Fquad_symm
plain-language theorem explainer
The quadratic log-cost is invariant under inversion for positive reals. Researchers constructing counterexamples to weak forcing of d'Alembert equations cite this symmetry to separate additive combiners from the full Recognition Composition Law. The proof is a direct simplification that unfolds Fquad as the quadratic applied to the logarithm and invokes the reciprocal logarithm identity.
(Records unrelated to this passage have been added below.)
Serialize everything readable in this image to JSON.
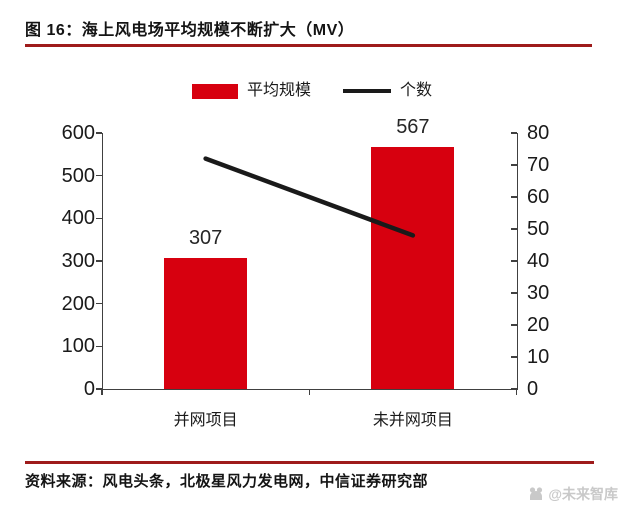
{
  "header": {
    "title": "图 16：海上风电场平均规模不断扩大（MV）"
  },
  "legend": {
    "bar_label": "平均规模",
    "line_label": "个数"
  },
  "colors": {
    "bar": "#d7000f",
    "line": "#1a1a1a",
    "accent": "#9e1b1b",
    "axis": "#404040",
    "watermark": "#c9c9c9"
  },
  "chart_data": {
    "type": "bar",
    "title": "海上风电场平均规模不断扩大（MV）",
    "categories": [
      "并网项目",
      "未并网项目"
    ],
    "series": [
      {
        "name": "平均规模",
        "type": "bar",
        "axis": "left",
        "values": [
          307,
          567
        ]
      },
      {
        "name": "个数",
        "type": "line",
        "axis": "right",
        "values": [
          72,
          48
        ]
      }
    ],
    "left_axis": {
      "min": 0,
      "max": 600,
      "step": 100
    },
    "right_axis": {
      "min": 0,
      "max": 80,
      "step": 10
    },
    "bar_value_labels": [
      "307",
      "567"
    ],
    "legend_position": "top",
    "grid": false
  },
  "footer": {
    "source": "资料来源：风电头条，北极星风力发电网，中信证券研究部",
    "watermark": "@未来智库"
  }
}
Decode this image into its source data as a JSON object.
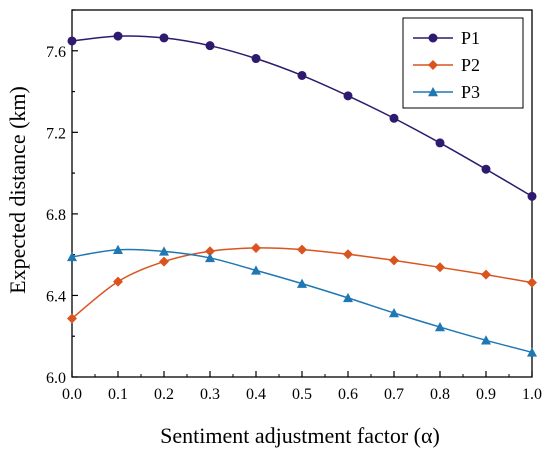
{
  "chart_data": {
    "type": "line",
    "xlabel": "Sentiment adjustment factor (α)",
    "ylabel": "Expected distance (km)",
    "x": [
      0.0,
      0.1,
      0.2,
      0.3,
      0.4,
      0.5,
      0.6,
      0.7,
      0.8,
      0.9,
      1.0
    ],
    "xlim": [
      0.0,
      1.0
    ],
    "ylim": [
      6.0,
      7.8
    ],
    "x_ticks": [
      "0.0",
      "0.1",
      "0.2",
      "0.3",
      "0.4",
      "0.5",
      "0.6",
      "0.7",
      "0.8",
      "0.9",
      "1.0"
    ],
    "y_ticks": [
      "6.0",
      "6.4",
      "6.8",
      "7.2",
      "7.6"
    ],
    "grid": false,
    "legend_position": "top-right",
    "series": [
      {
        "name": "P1",
        "color": "#2e1a6e",
        "marker": "circle",
        "values": [
          7.648,
          7.672,
          7.663,
          7.625,
          7.562,
          7.479,
          7.379,
          7.269,
          7.148,
          7.019,
          6.886
        ]
      },
      {
        "name": "P2",
        "color": "#d9541e",
        "marker": "diamond",
        "values": [
          6.287,
          6.468,
          6.566,
          6.617,
          6.633,
          6.625,
          6.602,
          6.572,
          6.538,
          6.502,
          6.463
        ]
      },
      {
        "name": "P3",
        "color": "#1f77b4",
        "marker": "triangle",
        "values": [
          6.589,
          6.624,
          6.616,
          6.584,
          6.523,
          6.458,
          6.388,
          6.314,
          6.245,
          6.18,
          6.121
        ]
      }
    ]
  }
}
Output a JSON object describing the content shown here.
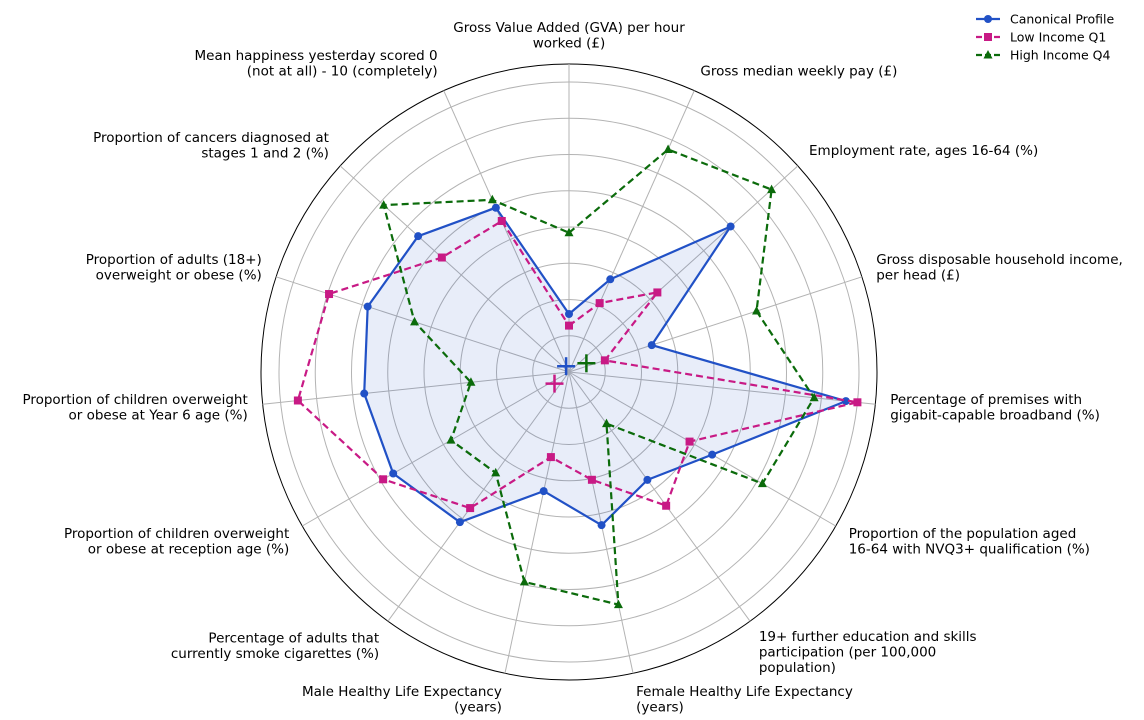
{
  "chart_data": {
    "type": "radar",
    "r_range": [
      0,
      1
    ],
    "grid": true,
    "legend_position": "top-right",
    "axes": [
      "Gross Value Added (GVA) per hour\nworked (£)",
      "Gross median weekly pay (£)",
      "Employment rate, ages 16-64 (%)",
      "Gross disposable household income,\nper head (£)",
      "Percentage of premises with\ngigabit-capable broadband (%)",
      "Proportion of the population aged\n16-64 with NVQ3+ qualification (%)",
      "19+ further education and skills\nparticipation (per 100,000\npopulation)",
      "Female Healthy Life Expectancy\n(years)",
      "Male Healthy Life Expectancy\n(years)",
      "Percentage of adults that\ncurrently smoke cigarettes (%)",
      "Proportion of children overweight\nor obese at reception age (%)",
      "Proportion of children overweight\nor obese at Year 6 age (%)",
      "Proportion of adults (18+)\noverweight or obese (%)",
      "Proportion of cancers diagnosed at\nstages 1 and 2 (%)",
      "Mean happiness yesterday scored 0\n(not at all) - 10 (completely)"
    ],
    "series": [
      {
        "name": "Canonical Profile",
        "color": "#2151c6",
        "marker": "circle",
        "dash": "solid",
        "fill": true,
        "values": [
          0.2,
          0.35,
          0.75,
          0.3,
          0.96,
          0.57,
          0.46,
          0.54,
          0.42,
          0.64,
          0.7,
          0.71,
          0.73,
          0.7,
          0.62
        ],
        "centroid": [
          -0.01,
          0.02
        ]
      },
      {
        "name": "Low Income Q1",
        "color": "#c81a85",
        "marker": "square",
        "dash": "dashed",
        "fill": false,
        "values": [
          0.16,
          0.26,
          0.41,
          0.13,
          1.0,
          0.48,
          0.57,
          0.38,
          0.3,
          0.58,
          0.74,
          0.94,
          0.87,
          0.59,
          0.57
        ],
        "centroid": [
          -0.05,
          -0.04
        ]
      },
      {
        "name": "High Income Q4",
        "color": "#0b6b0b",
        "marker": "triangle",
        "dash": "dashed",
        "fill": false,
        "values": [
          0.48,
          0.84,
          0.94,
          0.68,
          0.85,
          0.77,
          0.22,
          0.82,
          0.74,
          0.43,
          0.47,
          0.34,
          0.56,
          0.86,
          0.65
        ],
        "centroid": [
          0.06,
          0.03
        ]
      }
    ]
  }
}
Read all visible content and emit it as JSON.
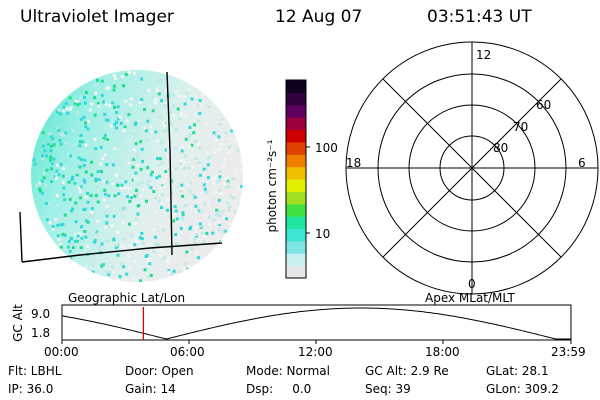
{
  "header": {
    "instrument": "Ultraviolet Imager",
    "date": "12 Aug 07",
    "time": "03:51:43 UT"
  },
  "colorbar": {
    "unit_label": "photon cm⁻²s⁻¹",
    "ticks": [
      "100",
      "10"
    ],
    "colors": [
      "#e6e6e6",
      "#c8f0f0",
      "#7fe6e6",
      "#3ce6d2",
      "#20e6a0",
      "#40e040",
      "#a0e020",
      "#e0f000",
      "#f0c000",
      "#f08000",
      "#e04000",
      "#d00000",
      "#a00040",
      "#600060",
      "#300040",
      "#100020"
    ]
  },
  "polar": {
    "mlt_labels": {
      "top": "12",
      "left": "18",
      "right": "6",
      "bottom": "0"
    },
    "lat_labels": [
      "60",
      "70",
      "80"
    ]
  },
  "timeline": {
    "left_label": "Geographic Lat/Lon",
    "right_label": "Apex MLat/MLT",
    "axis_title": "GC Alt",
    "y_ticks": [
      "9.0",
      "1.8"
    ],
    "x_ticks": [
      "00:00",
      "06:00",
      "12:00",
      "18:00",
      "23:59"
    ],
    "current_time_fraction": 0.16
  },
  "status": {
    "flt": "Flt: LBHL",
    "door": "Door: Open",
    "mode": "Mode: Normal",
    "gc_alt": "GC Alt: 2.9 Re",
    "glat": "GLat:  28.1",
    "ip": "IP: 36.0",
    "gain": "Gain: 14",
    "dsp": "Dsp:     0.0",
    "seq": "Seq: 39",
    "glon": "GLon: 309.2"
  },
  "icons": {
    "earth_image": "auroral-uv-image",
    "polar_plot": "mlat-mlt-polar-grid"
  }
}
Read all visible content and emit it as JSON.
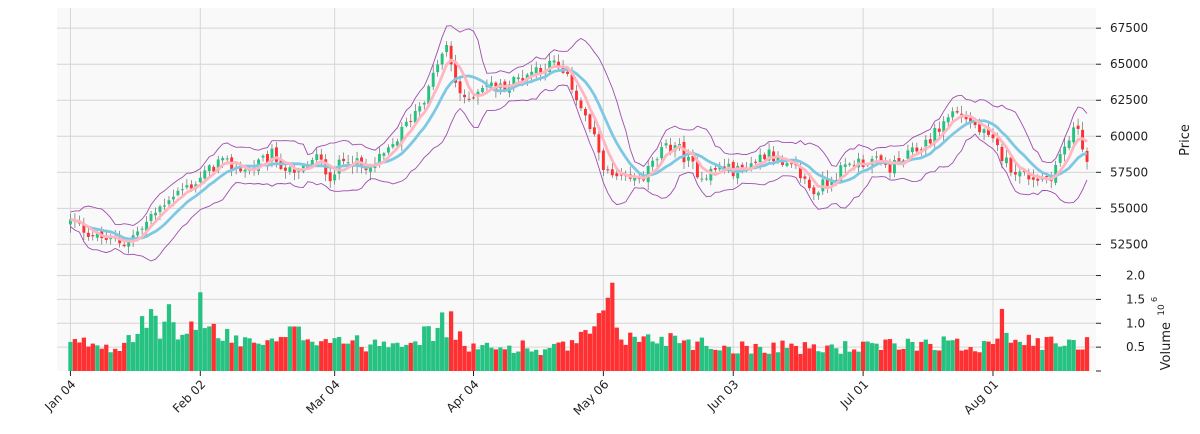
{
  "chart_data": {
    "type": "candlestick",
    "panels": {
      "price": {
        "ylabel": "Price",
        "ylim": [
          51000,
          68900
        ],
        "yticks": [
          52500,
          55000,
          57500,
          60000,
          62500,
          65000,
          67500
        ],
        "ytick_labels": [
          "52500",
          "55000",
          "57500",
          "60000",
          "62500",
          "65000",
          "67500"
        ]
      },
      "volume": {
        "ylabel": "Volume",
        "ylabel_exponent": "6",
        "ylim": [
          0,
          2.2
        ],
        "yticks": [
          0.5,
          1.0,
          1.5,
          2.0
        ],
        "ytick_labels": [
          "0.5",
          "1.0",
          "1.5",
          "2.0"
        ]
      }
    },
    "x_range": [
      -3,
      229
    ],
    "xticks": [
      {
        "index": 0,
        "label": "Jan 04"
      },
      {
        "index": 29,
        "label": "Feb 02"
      },
      {
        "index": 59,
        "label": "Mar 04"
      },
      {
        "index": 90,
        "label": "Apr 04"
      },
      {
        "index": 119,
        "label": "May 06"
      },
      {
        "index": 148,
        "label": "Jun 03"
      },
      {
        "index": 177,
        "label": "Jul 01"
      },
      {
        "index": 206,
        "label": "Aug 01"
      }
    ],
    "grid": true,
    "colors": {
      "up": "#26c281",
      "down": "#fe3032",
      "ma_fast": "#7ec8e3",
      "ma_slow": "#ffb6c1",
      "bollinger": "#a04cb0",
      "volume_up": "#26c281",
      "volume_down": "#fe3032",
      "background": "#f9f9f9"
    },
    "anchors_close": [
      [
        0,
        54100
      ],
      [
        6,
        53000
      ],
      [
        12,
        52600
      ],
      [
        16,
        53600
      ],
      [
        22,
        55800
      ],
      [
        28,
        56800
      ],
      [
        33,
        58200
      ],
      [
        40,
        57600
      ],
      [
        45,
        58700
      ],
      [
        50,
        57200
      ],
      [
        55,
        58500
      ],
      [
        58,
        57300
      ],
      [
        62,
        58600
      ],
      [
        66,
        57500
      ],
      [
        71,
        58900
      ],
      [
        76,
        61300
      ],
      [
        80,
        63200
      ],
      [
        82,
        65100
      ],
      [
        84,
        66100
      ],
      [
        86,
        63800
      ],
      [
        88,
        62300
      ],
      [
        92,
        63600
      ],
      [
        96,
        63400
      ],
      [
        100,
        64000
      ],
      [
        104,
        64700
      ],
      [
        108,
        65000
      ],
      [
        112,
        63500
      ],
      [
        116,
        60500
      ],
      [
        120,
        57300
      ],
      [
        124,
        56800
      ],
      [
        128,
        57200
      ],
      [
        132,
        58900
      ],
      [
        135,
        59500
      ],
      [
        138,
        58200
      ],
      [
        141,
        57300
      ],
      [
        145,
        57800
      ],
      [
        149,
        57600
      ],
      [
        153,
        58300
      ],
      [
        156,
        59100
      ],
      [
        159,
        57800
      ],
      [
        162,
        57700
      ],
      [
        166,
        56100
      ],
      [
        171,
        57400
      ],
      [
        175,
        58200
      ],
      [
        179,
        58300
      ],
      [
        183,
        57800
      ],
      [
        187,
        58600
      ],
      [
        190,
        59300
      ],
      [
        193,
        60200
      ],
      [
        197,
        61700
      ],
      [
        200,
        61300
      ],
      [
        203,
        60400
      ],
      [
        206,
        59500
      ],
      [
        209,
        58200
      ],
      [
        212,
        57400
      ],
      [
        216,
        57100
      ],
      [
        219,
        57300
      ],
      [
        222,
        59300
      ],
      [
        225,
        60700
      ],
      [
        227,
        58200
      ]
    ],
    "anchors_volume": [
      [
        0,
        0.55
      ],
      [
        5,
        0.6
      ],
      [
        10,
        0.5
      ],
      [
        14,
        0.85
      ],
      [
        18,
        1.0
      ],
      [
        22,
        0.8
      ],
      [
        26,
        0.75
      ],
      [
        29,
        1.3
      ],
      [
        33,
        0.7
      ],
      [
        40,
        0.65
      ],
      [
        45,
        0.55
      ],
      [
        50,
        0.8
      ],
      [
        55,
        0.7
      ],
      [
        60,
        0.7
      ],
      [
        65,
        0.55
      ],
      [
        70,
        0.65
      ],
      [
        75,
        0.7
      ],
      [
        80,
        0.75
      ],
      [
        83,
        1.0
      ],
      [
        86,
        0.7
      ],
      [
        90,
        0.5
      ],
      [
        95,
        0.45
      ],
      [
        100,
        0.55
      ],
      [
        105,
        0.4
      ],
      [
        110,
        0.5
      ],
      [
        114,
        0.65
      ],
      [
        117,
        0.85
      ],
      [
        120,
        1.2
      ],
      [
        124,
        0.7
      ],
      [
        128,
        0.65
      ],
      [
        132,
        0.7
      ],
      [
        136,
        0.7
      ],
      [
        140,
        0.6
      ],
      [
        145,
        0.5
      ],
      [
        150,
        0.5
      ],
      [
        155,
        0.5
      ],
      [
        160,
        0.55
      ],
      [
        165,
        0.45
      ],
      [
        170,
        0.5
      ],
      [
        175,
        0.5
      ],
      [
        180,
        0.5
      ],
      [
        185,
        0.55
      ],
      [
        190,
        0.6
      ],
      [
        195,
        0.6
      ],
      [
        200,
        0.5
      ],
      [
        205,
        0.6
      ],
      [
        208,
        0.9
      ],
      [
        211,
        0.75
      ],
      [
        215,
        0.55
      ],
      [
        220,
        0.6
      ],
      [
        225,
        0.5
      ],
      [
        227,
        0.7
      ]
    ]
  }
}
Claim. For every positive real number $x$, $F(x) = F(x^{-1})$, where $F(x) = G(log x)$ and $G(t) = t^2/2$.
background
The module documents that existence of some combiner P satisfying F(xy) + F(x/y) = P(F(x), F(y)) does not force d'Alembert structure on the log-lift. It defines Gquad(t) := t²/2 and sets Fquad(x) := Gquad(log x) = (log x)²/2, which admits the additive combiner P(u,v) := 2u + 2v yet whose shifted lift H(t) := t²/2 + 1 fails d'Alembert. Upstream, F_ofLog is the composition G ∘ log, and the same quadratic appears in the CurvatureGate counterexample.
proof idea
One-line wrapper that applies simp to unfold Fquad as Cost.F_ofLog Gquad, substitutes the quadratic definition, and reduces via Real.log_inv together with the positivity hypothesis to equate the squared terms.
why it matters
The lemma supplies an explicit symmetry used in the module's obstruction argument: weak consistency with an additive combiner is insufficient to recover the Recognition Composition Law or d'Alembert form, so any forcing theorem from ∃P must add nondegeneracy axioms. It sits inside the counterexample construction that separates the quadratic case from the hyperbolic G required by T5 J-uniqueness and the RCL.